My parents still have the same nativity scene they’ve had since I was little, and I remember kneeling before the tiny figure of baby Jesus to welcome the new year. My seemingly endless tears were all I could offer Jesus. Maybe your tears are the result of the absence of loved ones, a broken family, illness, uncertainties, or painful memories of past holidays. Whatever the reason for your sadness, you’re not alone.
It’s Okay if You’re Struggling
Some things hurt more around the holidays, and it breaks your heart. If you are struggling, know this: it’s okay!
• It’s okay if you’re not feeling festive.
• It’s okay if you don’t have the energy to decorate or attend every gathering.
• It’s okay to step back from the commercialism and chaos that dominate the season.
Instead, you can focus on the true meaning of the season. Rather than getting caught up in the hustle and bustle, you can slow down, reflect, pray, and care for your own heart and the hearts of those around you. You do not need to meet anyone else’s expectations in order to honor the season.
Grief Looks Different for Everyone
Grief has no set timetable or “right” way to experience it. What comforts one person may not work for another, and that is perfectly normal.
It is normal if you do not feel “happy-go-lucky” or if your life doesn’t resemble a cheesy Hallmark Christmas movie. Society often sets impossible expectations during the holidays, but trying to meet them is unnecessary.
Grief often arrives unexpectedly. It could be triggered by a song, a smell, a familiar place, or even a small memory. With grief can come waves of sorrow even when you thought you were doing well. Whether your grief comes from the loss of a loved one, a broken family, loneliness, or trauma such as abuse, it is real, valid, and deeply human.
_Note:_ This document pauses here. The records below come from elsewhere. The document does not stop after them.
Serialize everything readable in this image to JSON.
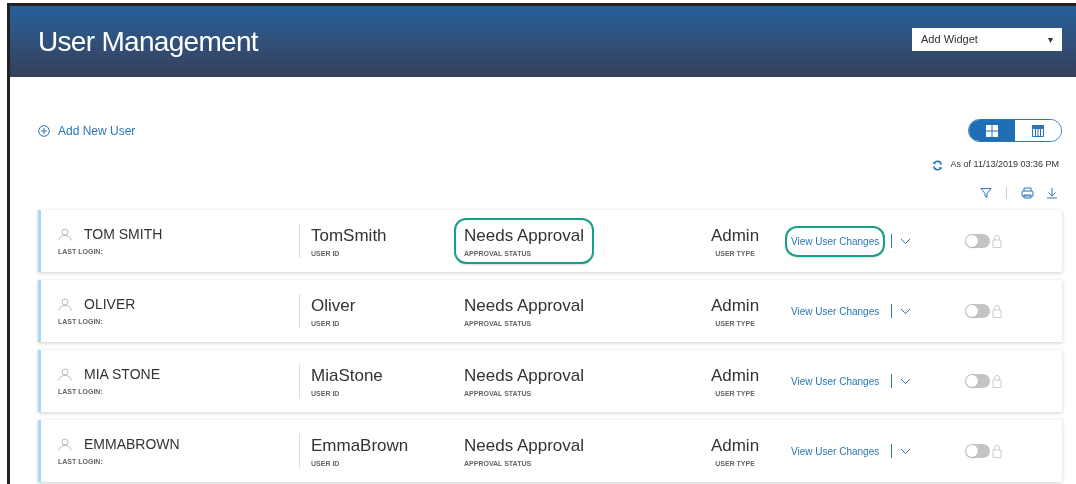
{
  "header": {
    "title": "User Management",
    "widget_select": {
      "value": "Add Widget",
      "arrow": "▾"
    }
  },
  "add_user": {
    "label": "Add New User"
  },
  "view_modes": [
    {
      "kind": "grid",
      "selected": true
    },
    {
      "kind": "table",
      "selected": false
    }
  ],
  "timestamp": "As of 11/13/2019 03:36 PM",
  "users": [
    {
      "name": "TOM SMITH",
      "last_login_label": "LAST LOGIN:",
      "user_id": "TomSmith",
      "user_id_label": "USER ID",
      "status": "Needs Approval",
      "status_label": "APPROVAL STATUS",
      "status_highlighted": true,
      "type": "Admin",
      "type_label": "USER TYPE",
      "link": "View User Changes",
      "link_highlighted": true,
      "on": false
    },
    {
      "name": "OLIVER",
      "last_login_label": "LAST LOGIN:",
      "user_id": "Oliver",
      "user_id_label": "USER ID",
      "status": "Needs Approval",
      "status_label": "APPROVAL STATUS",
      "status_highlighted": false,
      "type": "Admin",
      "type_label": "USER TYPE",
      "link": "View User Changes",
      "link_highlighted": false,
      "on": false
    },
    {
      "name": "MIA STONE",
      "last_login_label": "LAST LOGIN:",
      "user_id": "MiaStone",
      "user_id_label": "USER ID",
      "status": "Needs Approval",
      "status_label": "APPROVAL STATUS",
      "status_highlighted": false,
      "type": "Admin",
      "type_label": "USER TYPE",
      "link": "View User Changes",
      "link_highlighted": false,
      "on": false
    },
    {
      "name": "EMMABROWN",
      "last_login_label": "LAST LOGIN:",
      "user_id": "EmmaBrown",
      "user_id_label": "USER ID",
      "status": "Needs Approval",
      "status_label": "APPROVAL STATUS",
      "status_highlighted": false,
      "type": "Admin",
      "type_label": "USER TYPE",
      "link": "View User Changes",
      "link_highlighted": false,
      "on": false
    }
  ]
}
When you love deeply, you grieve deeply. When much is taken from you, you grieve what was lost, but you also grieve what could have been.
You are not Alone
Even in the midst of grief, you are not alone. God, who entered the world in humility and love, meets us in our sorrow. He does not demand perfection. Even in our brokenness, He meets us where we are.
Take things one day at a time. Do what you can, rest when you need to, and entrust the rest to God. He carries what we cannot bear alone and walks with us through our deepest sorrow.

Finding Hope and Peace in the Season
Even in the midst of grief, there can be moments of peace and reflection. Here are just a few simple ways to honor your sorrow while connecting to the season’s true meaning:
• Light a candle in memory of someone you miss.
• Spend quiet time in prayer and/or journaling.
• Offer small acts of kindness to someone else.
• Focus on the spiritual meaning of Christmas rather than the commercial aspects.
• Slow down. Allow yourself to rest.
These small acts do not erase grief, but they can provide comfort and allow you to move gently toward hope.
Closing Thoughts
The holiday season does not have to be “merry and bright” for everyone, and that is okay. Grief, loss, and sorrow are real, valid, and deeply human. Take time to care for yourself, to reflect, and to seek comfort in God’s presence.
When life feels heavy, remember: even in grief, love remains. Even in loss, hope remains. Even in sorrow, God’s light can shine through.
And if you’re coming before the manger feeling like your hands are empty and you have nothing to give our Savior, remember that all Jesus wants for Christmas… is you!